В это время Потап Кузьменко, раздевшись догола, разбежался и — эх! — с разгону головой в воду. Когда вышел на сухое, услышал обиженный голос Балябы:

— Тэ-э-э… Це не по-хозяйски. Купаться будем, як дело зробим.

Потап отфыркался, улыбается стальными зубами, трет темной рукой по белой груди.

— Вот въедлива людина!.. Ну, давай налаживай бредень. В паре с тобой пойду. Хочь?.. Хлопцы! — подал команду. — Расходитесь посвободнее!..

Через час-другой сидел Охрим Баляба на песке в мокрых подштанниках, светился лицом, запускал счастливую руку в огромную садовую корзину. В корзине вздрагивало, трепыхалось разнорыбье. Чего тут только не было! Бычки всякого размера и цвета: серые, как песок, желтовато-зеленые, черные, как в саже вывалянные. Камбалы — диковинные образины одноглазые, сплюснутые, словно их под жерновами держали. Тут и таранка вперемешку с судачком трепыхается, тут и силява — серебристо-белая рыбка азовская. Вот это да! Это улов!.. Тут уж и сказать нечего. И это только его, Балябы, да Потапа Кузьменки работа. У других хлопцев вон уже и в корзины не вмещается. Если пойдет таким манером и дальше, то к заходу солнца, верится, можно натаскать полную бричку.

Охрим уже видит, как поздним вечером, при керосиновых фонарях, на коммунской кухне бабы, вооружившись ножами, потрошат улов, сваливают разделанную рыбу в чан с рассолом. Утречком они возьмут в руки цыганские иголки и суровые нитки, будут выхватывать скользкими пальцами бычков из чана, нанизывать их на нитки, пропуская иголки через тусклые рыбьи глаза. После развесят рыбу по обоим хуторским дворам, растянут шнуры на солнце. То-то гомону будет! Пацаны станут бегать вокруг, орать беспричинно, коты и собаки поволокут по пыли рыбьи внутренности. Словом, время наступит — веселее не надо.

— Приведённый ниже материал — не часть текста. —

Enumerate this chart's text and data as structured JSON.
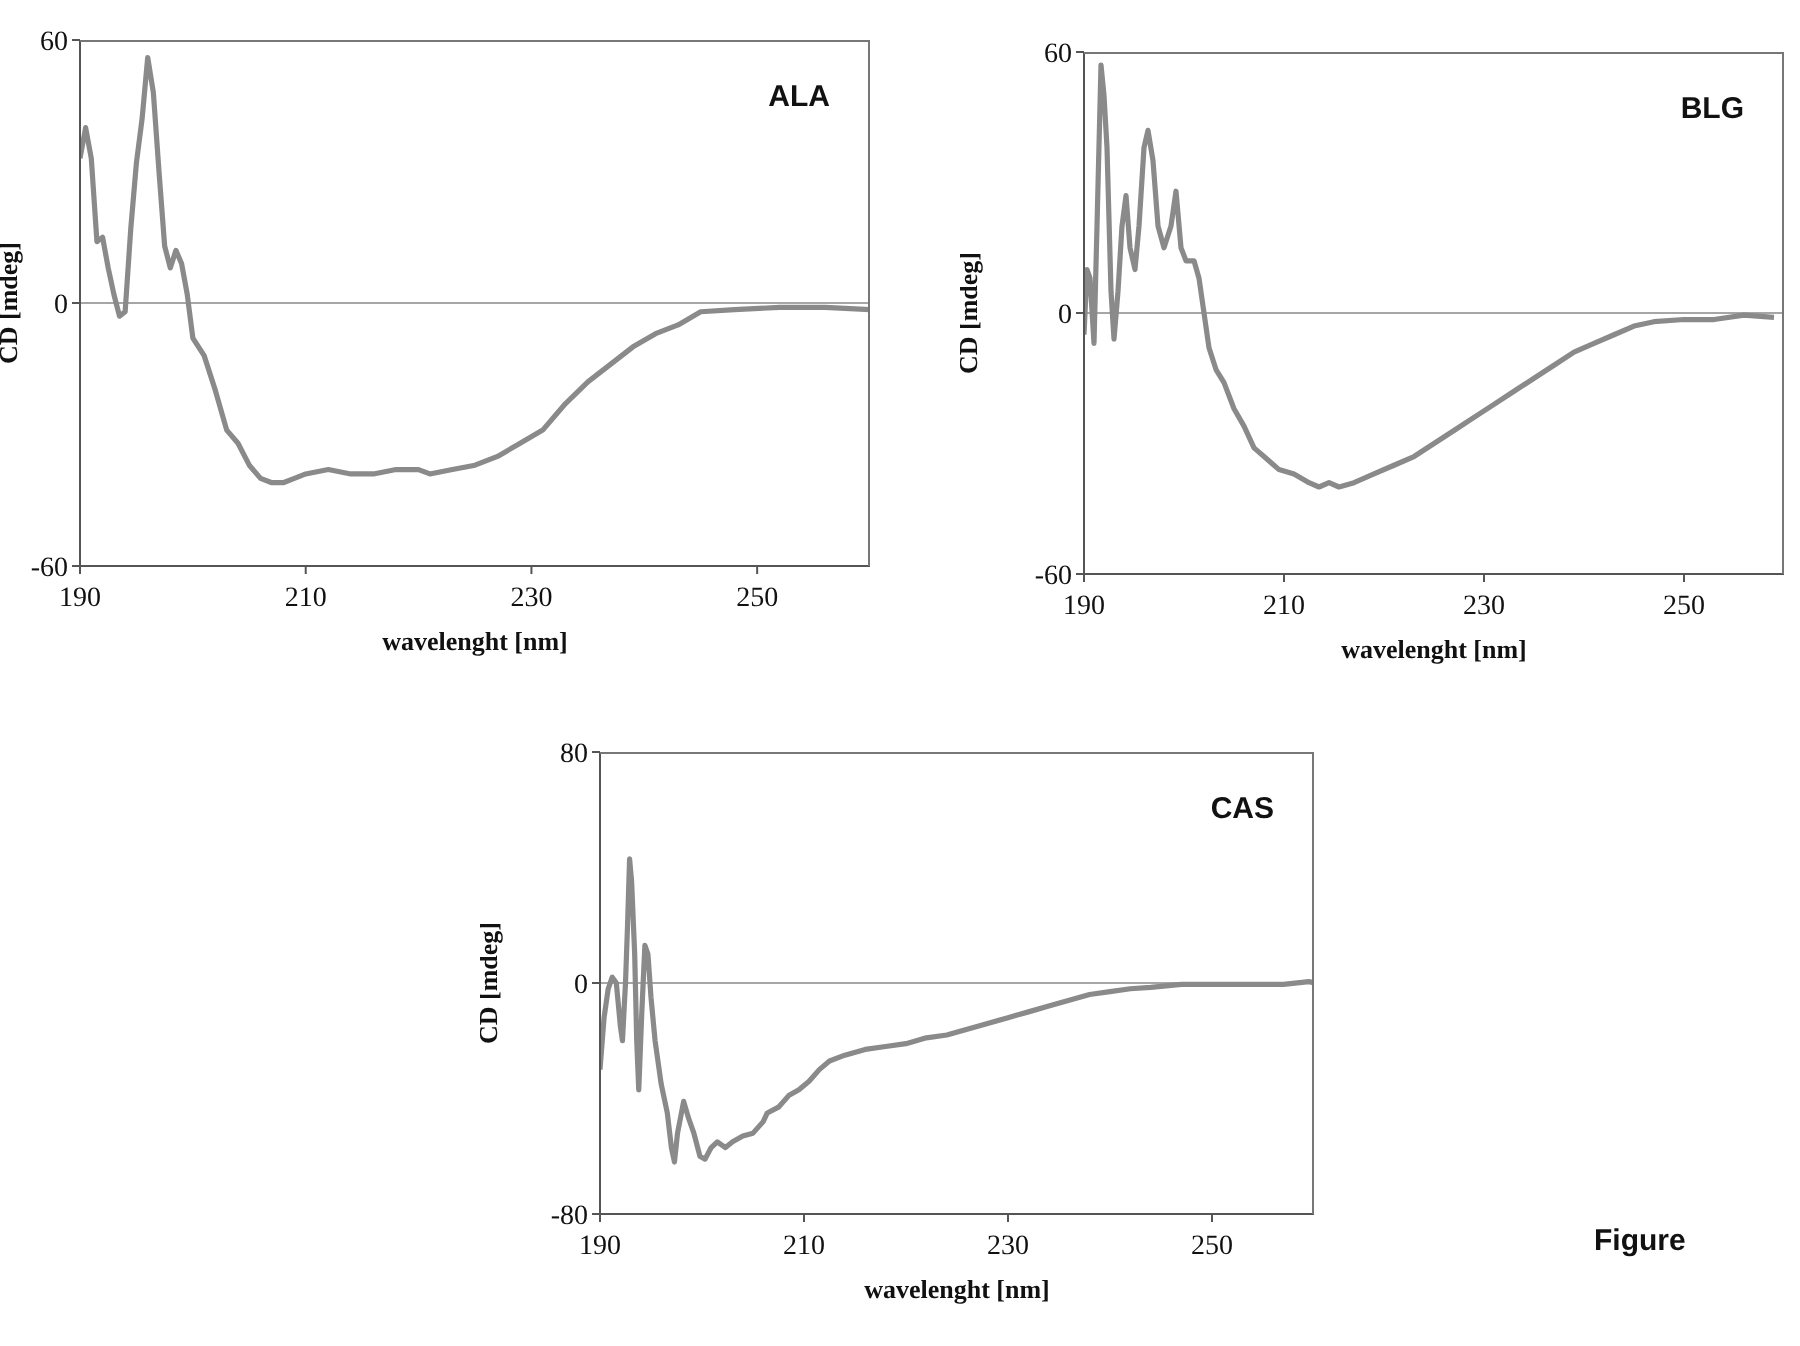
{
  "chart_data": [
    {
      "type": "line",
      "xlabel": "wavelenght [nm]",
      "ylabel": "CD [mdeg]",
      "annotations": [
        "ALA"
      ],
      "xlim": [
        190,
        260
      ],
      "xticks": [
        190,
        210,
        230,
        250
      ],
      "ylim": [
        -60,
        60
      ],
      "yticks": [
        -60,
        0,
        60
      ],
      "grid": false,
      "legend": false,
      "marker": "none",
      "line_style": "solid",
      "ref_lines": [
        {
          "axis": "y",
          "value": 0,
          "label": null,
          "color": "#888888"
        }
      ],
      "series": [
        {
          "color": "#8a8a8a",
          "x": [
            190,
            190.5,
            191,
            191.5,
            192,
            192.5,
            193,
            193.5,
            194,
            194.5,
            195,
            195.5,
            196,
            196.5,
            197,
            197.5,
            198,
            198.5,
            199,
            199.5,
            200,
            201,
            202,
            203,
            204,
            205,
            206,
            207,
            208,
            209,
            210,
            212,
            214,
            216,
            218,
            220,
            221,
            223,
            225,
            227,
            229,
            231,
            233,
            235,
            237,
            239,
            241,
            243,
            245,
            248,
            252,
            256,
            260
          ],
          "values": [
            33,
            40,
            33,
            14,
            15,
            8,
            2,
            -3,
            -2,
            17,
            32,
            42,
            56,
            48,
            30,
            13,
            8,
            12,
            9,
            2,
            -8,
            -12,
            -20,
            -29,
            -32,
            -37,
            -40,
            -41,
            -41,
            -40,
            -39,
            -38,
            -39,
            -39,
            -38,
            -38,
            -39,
            -38,
            -37,
            -35,
            -32,
            -29,
            -23,
            -18,
            -14,
            -10,
            -7,
            -5,
            -2,
            -1.5,
            -1,
            -1,
            -1.5
          ]
        }
      ]
    },
    {
      "type": "line",
      "xlabel": "wavelenght [nm]",
      "ylabel": "CD [mdeg]",
      "annotations": [
        "BLG"
      ],
      "xlim": [
        190,
        260
      ],
      "xticks": [
        190,
        210,
        230,
        250
      ],
      "ylim": [
        -60,
        60
      ],
      "yticks": [
        -60,
        0,
        60
      ],
      "grid": false,
      "legend": false,
      "marker": "none",
      "line_style": "solid",
      "ref_lines": [
        {
          "axis": "y",
          "value": 0,
          "label": null,
          "color": "#888888"
        }
      ],
      "series": [
        {
          "color": "#8a8a8a",
          "x": [
            190,
            190.3,
            190.6,
            191,
            191.3,
            191.7,
            192,
            192.3,
            192.7,
            193,
            193.4,
            193.8,
            194.2,
            194.6,
            195.1,
            195.5,
            196,
            196.4,
            196.9,
            197.4,
            198,
            198.7,
            199.2,
            199.7,
            200.2,
            201,
            201.5,
            202,
            202.5,
            203.2,
            204,
            205,
            206,
            207,
            208,
            209.5,
            211,
            212.5,
            213.5,
            214.5,
            215.5,
            217,
            219,
            221,
            223,
            225,
            227,
            229,
            231,
            233,
            235,
            237,
            239,
            241,
            243,
            245,
            247,
            250,
            253,
            256,
            259
          ],
          "values": [
            -5,
            10,
            8,
            -7,
            20,
            57,
            50,
            38,
            5,
            -6,
            5,
            20,
            27,
            15,
            10,
            20,
            38,
            42,
            35,
            20,
            15,
            20,
            28,
            15,
            12,
            12,
            8,
            0,
            -8,
            -13,
            -16,
            -22,
            -26,
            -31,
            -33,
            -36,
            -37,
            -39,
            -40,
            -39,
            -40,
            -39,
            -37,
            -35,
            -33,
            -30,
            -27,
            -24,
            -21,
            -18,
            -15,
            -12,
            -9,
            -7,
            -5,
            -3,
            -2,
            -1.5,
            -1.5,
            -0.5,
            -1
          ]
        }
      ]
    },
    {
      "type": "line",
      "xlabel": "wavelenght [nm]",
      "ylabel": "CD [mdeg]",
      "annotations": [
        "CAS",
        "Figure"
      ],
      "xlim": [
        190,
        260
      ],
      "xticks": [
        190,
        210,
        230,
        250
      ],
      "ylim": [
        -80,
        80
      ],
      "yticks": [
        -80,
        0,
        80
      ],
      "grid": false,
      "legend": false,
      "marker": "none",
      "line_style": "solid",
      "ref_lines": [
        {
          "axis": "y",
          "value": 0,
          "label": null,
          "color": "#888888"
        }
      ],
      "series": [
        {
          "color": "#8a8a8a",
          "x": [
            190,
            190.4,
            190.8,
            191.2,
            191.6,
            192,
            192.2,
            192.5,
            192.7,
            192.9,
            193.1,
            193.4,
            193.6,
            193.8,
            194.1,
            194.4,
            194.7,
            195,
            195.4,
            196,
            196.6,
            197,
            197.3,
            197.6,
            198.2,
            198.7,
            199.2,
            199.8,
            200.3,
            200.9,
            201.5,
            202.3,
            203,
            204,
            205,
            206,
            206.4,
            207.5,
            208.5,
            209.5,
            210.5,
            211.5,
            212.5,
            214,
            216,
            218,
            220,
            222,
            224,
            226,
            228,
            230,
            232,
            234,
            236,
            238,
            240,
            242,
            244,
            247,
            252,
            257,
            259.5,
            260
          ],
          "values": [
            -30,
            -12,
            -2,
            2,
            0,
            -15,
            -20,
            0,
            20,
            43,
            35,
            10,
            -20,
            -37,
            -10,
            13,
            10,
            -5,
            -20,
            -35,
            -45,
            -57,
            -62,
            -52,
            -41,
            -47,
            -52,
            -60,
            -61,
            -57,
            -55,
            -57,
            -55,
            -53,
            -52,
            -48,
            -45,
            -43,
            -39,
            -37,
            -34,
            -30,
            -27,
            -25,
            -23,
            -22,
            -21,
            -19,
            -18,
            -16,
            -14,
            -12,
            -10,
            -8,
            -6,
            -4,
            -3,
            -2,
            -1.5,
            -0.5,
            -0.5,
            -0.5,
            0.5,
            0
          ]
        }
      ]
    }
  ]
}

Антон по-щенячьи подполз к огню, который раздут дядькой Сабадырем, прилег животом на теплый песочек.

— Э, коханый! Ты, бачу, добре накупался. Белый стал, як творог. Гляди, тебя сорока схватит!

— Не-т-т-т, — стуча зубами, отвечает Тошка.

— Або чайка!

— Не-т-т-т.

Чаек, действительно, поналетело — хоть из ружья пали. Лезут, проклятые, в самое пламя, прямо из рук выхватывают рыбешку.

— Киш-кишу!.. Га-га!.. Ух, коханые!..

Дядько Сабадырь помешал картошку в ведре, погрозил ложкой в небо. Вид у Сабадыря бравый, усы подкручены тонкими хвостиками кверху, замасленная фуражка военного образца сбита на затылок. Вот только лицом не вышел. Оно узкое, морщинистое, землистого цвета. Особо выделяется у дядьки Сабадыря шея: длинная, или, точнее сказать, высокая, будто голенище. И на ней, ниже кадыка, вставлена свистула, серебристо-белая, круглая такая, с дырочкой посередке. Балакают, будто Сабадырь дышит не носом, как все люди, а через эту свистулу. В самом деле, если прислушаться, она действительно посвистывает. Дырка в горле — от германской пули. Когда дядько говорит, он свободной рукой затыкает железную дырочку — это когда говорит нормально. Но если ему скажешь что поперек, он наливается сизым цветом и как понесет-понесет. Обыкновенные слова он произносит еще при закрытой свистуле. А когда переходит на матерный язык, тут, не помня себя, начинает размахивать руками, дыра остается свободной, и из нее в это время вся ругань и выходит свистом.

Сабадырь принялся чистить бычков. Чешуя у них мелкая, обычным ножом ее взять трудно, так он что придумал: достал где-то кусочек жести, выдернул из брички расшатавшийся гвоздь, набил им дырочек в жестянке — получилась терочка. Сидит себе дядько в тени телеги, распластал бычка на камушке, чешет ему бока терочкой, обчесанного кидает на широкую лопушину, где уже образовалась из бычков целая горка. Над костром ведро подвешено. Специальной треноги не смастерили загодя, но дядько Сабадырь и тут вышел из положения — повесил ведро по-чумацки: на высоко задранное дышло.